The Biman story gets more interesting
11 days and 10 posts after I complained about it, the Biman story makes it to the pages of the Daily Star. One lone sentence focuses on the Voluntary Retirement Scheme (VRS) for which 300 crore takas (43m USD) have been asked, and provided by the World Bank.
Well, that explains why tax-payers really don't need to be informed of such developments, doesn't it? As Iqbal Quadir says in th video right below, the WB really is an institution of, by and for the goverments! More specifically their bureaucracies. One can only imagine the backroom negotiations that went on, the give and take on different issues important to each of the different parties. I wonder if anyone raised any questions as to what alernative uses (ie. the opportunity cost of the VRS) the $43m could have been used for?
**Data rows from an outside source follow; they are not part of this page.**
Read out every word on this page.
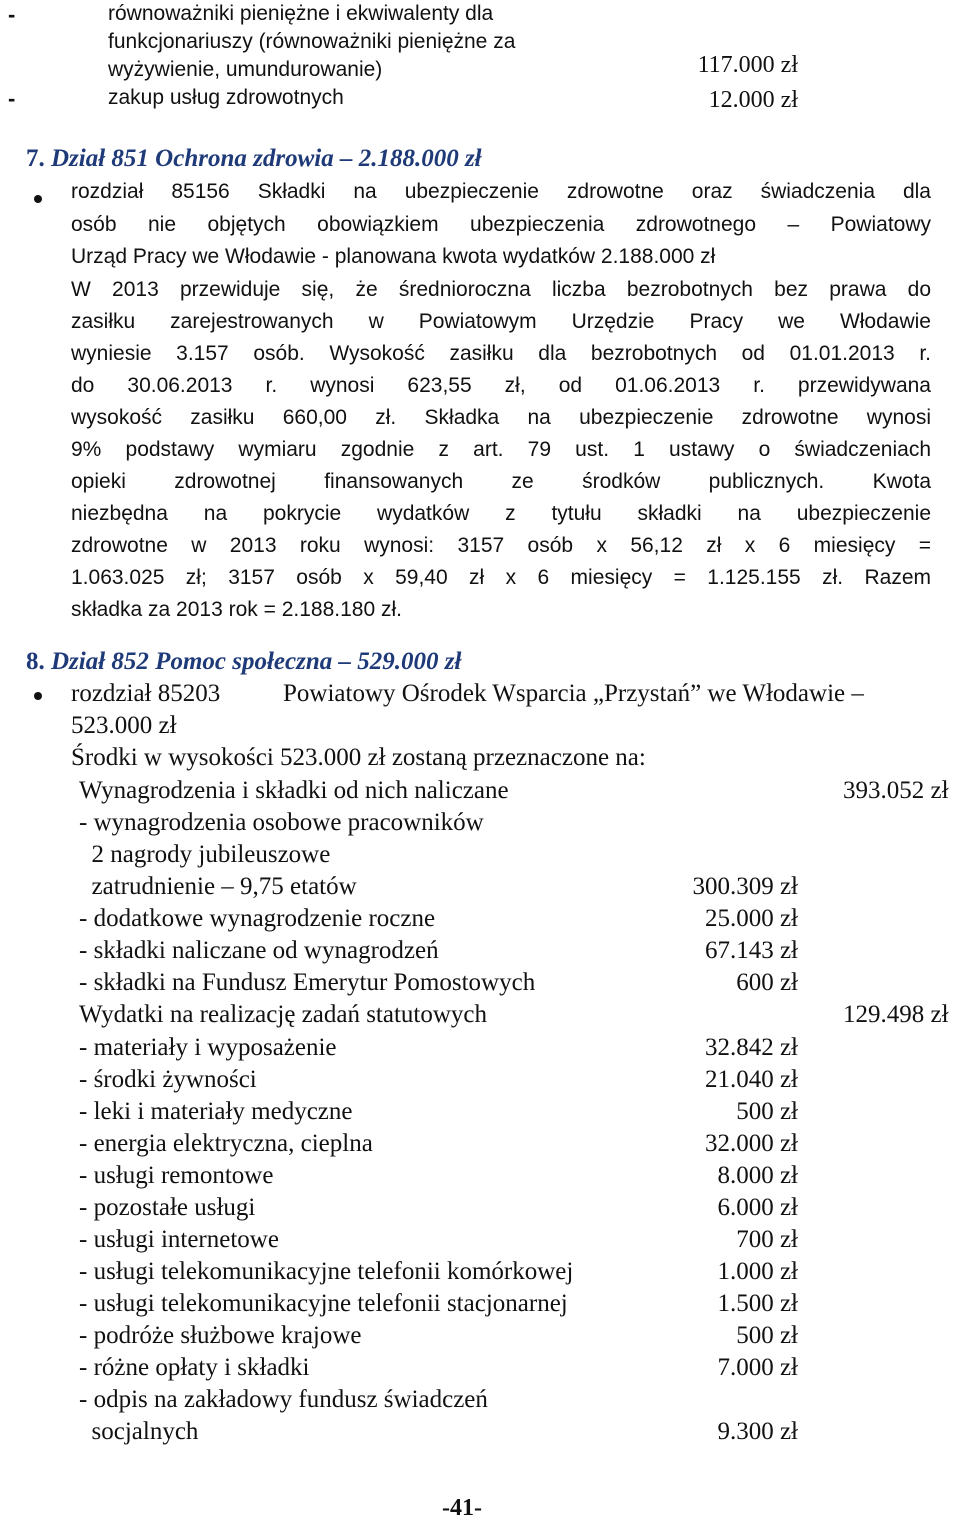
-	równoważniki pieniężne i ekwiwalenty dla
funkcjonariuszy (równoważniki pieniężne za
wyżywienie, umundurowanie)	117.000 zł
-	zakup usług zdrowotnych	12.000 zł
7. Dział 851 Ochrona zdrowia – 2.188.000 zł
rozdział 85156 Składki na ubezpieczenie zdrowotne oraz świadczenia dla
osób nie objętych obowiązkiem ubezpieczenia zdrowotnego – Powiatowy
Urząd Pracy we Włodawie - planowana kwota wydatków 2.188.000 zł
W 2013 przewiduje się, że średnioroczna liczba bezrobotnych bez prawa do
zasiłku zarejestrowanych w Powiatowym Urzędzie Pracy we Włodawie
wyniesie 3.157 osób. Wysokość zasiłku dla bezrobotnych od 01.01.2013 r.
do 30.06.2013 r. wynosi 623,55 zł, od 01.06.2013 r. przewidywana
wysokość zasiłku 660,00 zł. Składka na ubezpieczenie zdrowotne wynosi
9% podstawy wymiaru zgodnie z art. 79 ust. 1 ustawy o świadczeniach
opieki zdrowotnej finansowanych ze środków publicznych. Kwota
niezbędna na pokrycie wydatków z tytułu składki na ubezpieczenie
zdrowotne w 2013 roku wynosi: 3157 osób x 56,12 zł x 6 miesięcy =
1.063.025 zł; 3157 osób x 59,40 zł x 6 miesięcy = 1.125.155 zł. Razem
składka za 2013 rok = 2.188.180 zł.
8. Dział 852 Pomoc społeczna – 529.000 zł
rozdział 85203	Powiatowy Ośrodek Wsparcia „Przystań” we Włodawie –
523.000 zł
Środki w wysokości 523.000 zł zostaną przeznaczone na:
Wynagrodzenia i składki od nich naliczane	393.052 zł
- wynagrodzenia osobowe pracowników
2 nagrody jubileuszowe
zatrudnienie – 9,75 etatów	300.309 zł
- dodatkowe wynagrodzenie roczne	25.000 zł
- składki naliczane od wynagrodzeń	67.143 zł
- składki na Fundusz Emerytur Pomostowych	600 zł
Wydatki na realizację zadań statutowych	129.498 zł
- materiały i wyposażenie	32.842 zł
- środki żywności	21.040 zł
- leki i materiały medyczne	500 zł
- energia elektryczna, cieplna	32.000 zł
- usługi remontowe	8.000 zł
- pozostałe usługi	6.000 zł
- usługi internetowe	700 zł
- usługi telekomunikacyjne telefonii komórkowej	1.000 zł
- usługi telekomunikacyjne telefonii stacjonarnej	1.500 zł
- podróże służbowe krajowe	500 zł
- różne opłaty i składki	7.000 zł
- odpis na zakładowy fundusz świadczeń
socjalnych	9.300 zł
-41-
I'd like to doubt it, but then I wasn't there was I?
Prothom Alo has a slightly better report. It highlights the fact that since 1997, BPC has not given Biman 25% discounted fuel. Which is all well and good, subsidies are not the best stimulant for achieving efficiency. But here's the intruiging part: BPC sells Biman jet fuel at 65 cents/litre. The price on the world market is 35 cents/litre. From the DS report, it seems that BPC was the monopoly supplier to Biman (can anyone confirm?) If that is indeed the case, all we've done these last 10 years, in essence, was to re-distribute income from Biman to BPC! Suddenly, the arrears being owed to BPC by Biman seem less as inefficiency and more as political resistance between bureaucracies.
If the Prothom Alo story seems more detailed, I suspect that it's in no small part due to the man whose name is in the byline. Or is there a new Tipu Sultan in Prothom Alo?
1 comment:
BPC is the sole provider of jetfuel in Bangladesh. There price is so high that even foreign airlines avoid Bangladesh in case of emergency landing.